Published: Tue, 17 October 2023
Seán Kelly, MEP for Ireland South, has warned that the European Commission urgently needs to take immediate and comprehensive action to address the evasion of sanctions imposed on Russia. Speaking from the European Parliament in Strasbourg, Kelly said it is “increasingly evident that sanctions evasion is widespread”, extending even to Member States that have officially endorsed sanctions. He pointed out that some Member States are “importing Russian products through third countries that, in turn, directly import from Russia”. This practice not only undermines the sanctions but also poses a significant challenge to their effectiveness.
Furthermore, Kelly highlighted that certain companies are not adhering to the sanctions, thereby undermining the collective efforts of the European Union. He underscored the urgent need for a thorough discussion on the current sanctions in place, their efficacy, and immediate steps to curb evasion. Only once these issues are addressed can the European Union consider further sanctions as a viable option.

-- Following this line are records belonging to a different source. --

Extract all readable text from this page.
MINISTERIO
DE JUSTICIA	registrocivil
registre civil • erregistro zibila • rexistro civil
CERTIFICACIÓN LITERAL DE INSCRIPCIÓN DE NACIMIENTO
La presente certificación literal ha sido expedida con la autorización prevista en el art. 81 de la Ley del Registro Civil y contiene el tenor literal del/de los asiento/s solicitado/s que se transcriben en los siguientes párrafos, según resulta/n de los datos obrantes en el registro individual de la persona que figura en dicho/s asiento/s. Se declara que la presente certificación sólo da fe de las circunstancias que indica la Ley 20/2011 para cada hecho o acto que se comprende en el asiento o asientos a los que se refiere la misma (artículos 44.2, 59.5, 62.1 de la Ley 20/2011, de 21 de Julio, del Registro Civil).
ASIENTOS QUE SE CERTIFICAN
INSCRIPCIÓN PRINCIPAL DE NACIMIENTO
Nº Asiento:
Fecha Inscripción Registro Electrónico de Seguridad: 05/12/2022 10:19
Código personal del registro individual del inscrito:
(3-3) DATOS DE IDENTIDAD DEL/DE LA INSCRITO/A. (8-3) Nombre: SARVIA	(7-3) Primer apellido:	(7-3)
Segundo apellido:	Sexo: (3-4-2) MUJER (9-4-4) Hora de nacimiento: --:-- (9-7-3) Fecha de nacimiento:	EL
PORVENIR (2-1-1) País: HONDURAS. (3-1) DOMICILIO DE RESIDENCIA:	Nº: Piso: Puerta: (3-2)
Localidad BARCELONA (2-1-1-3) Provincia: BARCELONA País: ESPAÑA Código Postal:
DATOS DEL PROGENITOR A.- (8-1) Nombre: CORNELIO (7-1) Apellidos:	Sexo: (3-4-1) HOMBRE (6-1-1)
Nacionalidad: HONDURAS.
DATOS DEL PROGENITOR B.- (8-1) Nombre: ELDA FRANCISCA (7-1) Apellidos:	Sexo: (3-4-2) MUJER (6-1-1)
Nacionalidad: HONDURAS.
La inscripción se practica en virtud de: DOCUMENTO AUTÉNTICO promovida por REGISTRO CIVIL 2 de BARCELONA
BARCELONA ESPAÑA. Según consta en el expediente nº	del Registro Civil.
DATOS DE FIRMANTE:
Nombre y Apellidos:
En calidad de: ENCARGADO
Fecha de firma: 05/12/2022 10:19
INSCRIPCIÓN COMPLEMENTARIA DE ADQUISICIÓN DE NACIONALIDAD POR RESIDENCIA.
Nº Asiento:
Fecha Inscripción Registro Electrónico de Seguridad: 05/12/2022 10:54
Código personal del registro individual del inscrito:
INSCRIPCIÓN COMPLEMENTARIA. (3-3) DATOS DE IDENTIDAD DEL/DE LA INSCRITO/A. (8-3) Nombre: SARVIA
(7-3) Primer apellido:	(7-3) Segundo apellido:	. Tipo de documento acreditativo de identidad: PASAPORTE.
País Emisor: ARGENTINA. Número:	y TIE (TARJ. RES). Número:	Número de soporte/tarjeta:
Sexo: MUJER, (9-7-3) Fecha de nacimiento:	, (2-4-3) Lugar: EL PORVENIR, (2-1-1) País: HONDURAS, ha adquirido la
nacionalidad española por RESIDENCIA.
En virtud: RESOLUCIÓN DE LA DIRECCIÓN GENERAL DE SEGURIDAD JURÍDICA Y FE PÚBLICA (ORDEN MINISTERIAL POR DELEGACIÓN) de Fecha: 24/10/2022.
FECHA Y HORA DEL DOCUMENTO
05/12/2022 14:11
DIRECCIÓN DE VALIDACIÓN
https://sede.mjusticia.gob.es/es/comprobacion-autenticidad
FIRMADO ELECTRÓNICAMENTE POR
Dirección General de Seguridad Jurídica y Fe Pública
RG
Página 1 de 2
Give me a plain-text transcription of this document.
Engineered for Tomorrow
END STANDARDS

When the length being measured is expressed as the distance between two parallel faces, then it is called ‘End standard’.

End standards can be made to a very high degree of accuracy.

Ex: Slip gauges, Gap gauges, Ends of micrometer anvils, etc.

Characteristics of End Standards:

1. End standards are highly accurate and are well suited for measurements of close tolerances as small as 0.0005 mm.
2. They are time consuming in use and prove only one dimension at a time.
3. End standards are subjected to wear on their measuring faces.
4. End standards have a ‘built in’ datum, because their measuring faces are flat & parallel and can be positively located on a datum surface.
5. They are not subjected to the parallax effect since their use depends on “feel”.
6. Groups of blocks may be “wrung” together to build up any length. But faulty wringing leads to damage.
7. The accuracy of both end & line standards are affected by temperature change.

In a speech to the Parliament today, Kelly said: “The important point now, especially from the Commission’s perspective, is not to dwell on the sanctions we have imposed or their impact on the German economy, but rather to focus on the critical issue of sanctions evasion. It is quite obvious that this evasion is widespread. Even Member States who have officially embraced sanctions are indirectly supporting the Russian economy by importing Russian products through third countries. This is simply unacceptable and must be halted. The same applies to companies that are not complying with sanctions.
“We need an urgent, detailed discussion on the effectiveness of existing sanctions and what the European Commission intends to do immediately to prevent those attempting to avoid them. Only then can we consider additional sanctions. This is the key to maintaining the integrity of our sanctions regime”, he added.
MEP Kelly also welcomed the Parliament’s vote in favour of a €50 billion recovery fund to support Ukraine towards recovery, reconstruction, and EU integration. The financial package, which comprises both loans and grants, is to be provided from 2024 through to 2027.
“The establishment of the recovery fund for Ukraine represents a vital step in our commitment to supporting Ukraine. The objectives are clear: to aid recovery, reconstruction, and modernisation of the country while fostering democratic, social, and economic cohesion.”
“Our unwavering support for Ukraine’s alignment with Union rules and values, as well as future membership aspirations, is pivotal for mutual stability, security, peace, prosperity, and sustainability,” Kelly concluded.